Curds are the solid bits you get when you separate the curds from the whey in milk (either through a souring process, and/or with rennet). It doesn’t matter if the milk is from a goat, or a cow, or a sheep, or a camel. ( true) The curds can be eaten as fresh cheese, or they can be processed further into other kinds of cheeses. The kind of cheese the curds eventually become depends on the processing (e.g., addition of bacteria, pressing, salting, etc.), and sometimes on the species of animal the milk came from.
You can find curd in a good cheese store or deli, but you can also find it in the bigger supermarkets with a cheese section.
I’ve used heirloom coloured tomatoes to make my tarts but use any tomatoes you may have.
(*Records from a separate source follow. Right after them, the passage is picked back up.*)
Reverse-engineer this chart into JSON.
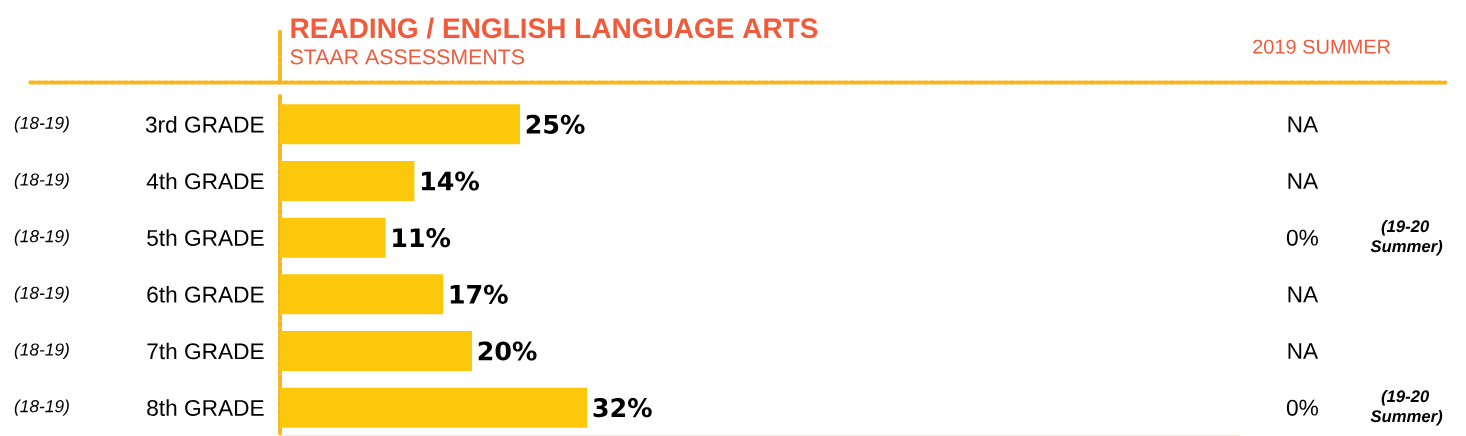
{
  "chart_data": {
    "type": "bar",
    "orientation": "horizontal",
    "title": "READING / ENGLISH LANGUAGE ARTS",
    "subtitle": "STAAR ASSESSMENTS",
    "categories": [
      "3rd GRADE",
      "4th GRADE",
      "5th GRADE",
      "6th GRADE",
      "7th GRADE",
      "8th GRADE"
    ],
    "values": [
      25,
      14,
      11,
      17,
      20,
      32
    ],
    "value_labels": [
      "25%",
      "14%",
      "11%",
      "17%",
      "20%",
      "32%"
    ],
    "color": "#fdc70c",
    "xlim": [
      0,
      100
    ],
    "tick_labels": "y",
    "grid": false,
    "annotations": [
      "2019 SUMMER",
      "(18-19)",
      "(18-19)",
      "(18-19)",
      "(18-19)",
      "(18-19)",
      "(18-19)",
      "NA",
      "NA",
      "0%",
      "NA",
      "NA",
      "0%",
      "(19-20 Summer)",
      "(19-20 Summer)"
    ]
  }
}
The tarts look pretty with cherry sized tomatoes but if you have a glut of another type of tomatoes , cut them into nice chunks or crescents and use those instead.
- 300 gm flour
- 150 gm butter ( cubed)
- 1 egg large
- 60 ml cold water, OR enough to measure up to 100 ml, beaten together
- 100 gm goat curd
- 150 ml thickened cream
- 1 egg, large
- Salt to taste ( be careful)
- 250 gm bacon with out rind
- 300 gm heirloom tomatoes per tart, tossed in olive oil and salt
- Oven temperature 180 C/ 350 F
- Put the flour and butter into the food processor. Process until the mixture resembles breadcrumbs.
- Add the egg water mixture ( leaving 1 Tablespoon behind- you can always add more but you can't take it out) and pulse. Only add the remainder of the egg if the mixture still looks dry. Process until a ball forms. ( a very wet pastry is not crispy)
- Turn out and rest minimum ½ hour or overnight.
- Roll out to 2mm thick and line small tart cases or 1 large 20 cm tin. Rest again, up to 20 min ( or freeze 10 min)
- Bake the cases blind till golden.
- Cut the bacon into 5-6 cm pieces and saute till crispy drain and keep warm.
- Put the tomatoes into the oven and roasted on 180 C/350 F ( this could be at the same time as the tart cases) until just cooked ( approx 10 min or until just bursting).
- Once the pastry and tomatoes are roasted turn the oven down to 160 C/ 340 F.
- Mix the curd, egg and thickened cream in a bowl with seasoning until well combined.
- Spoon some of the mixture into the tart cases filling almost to the top. Bake for approx 20 min or until just set.
- Serve these tarts with beetroot relish.
- To vary, you could add parmesan to the curd mixture,or chopped soft herbs.
- Serve with or without bacon .
I used a store bought beetroot relish but you could grate some beetroot and add some balsamic vinegar and a bit or sugar for a raw crunchy salad version.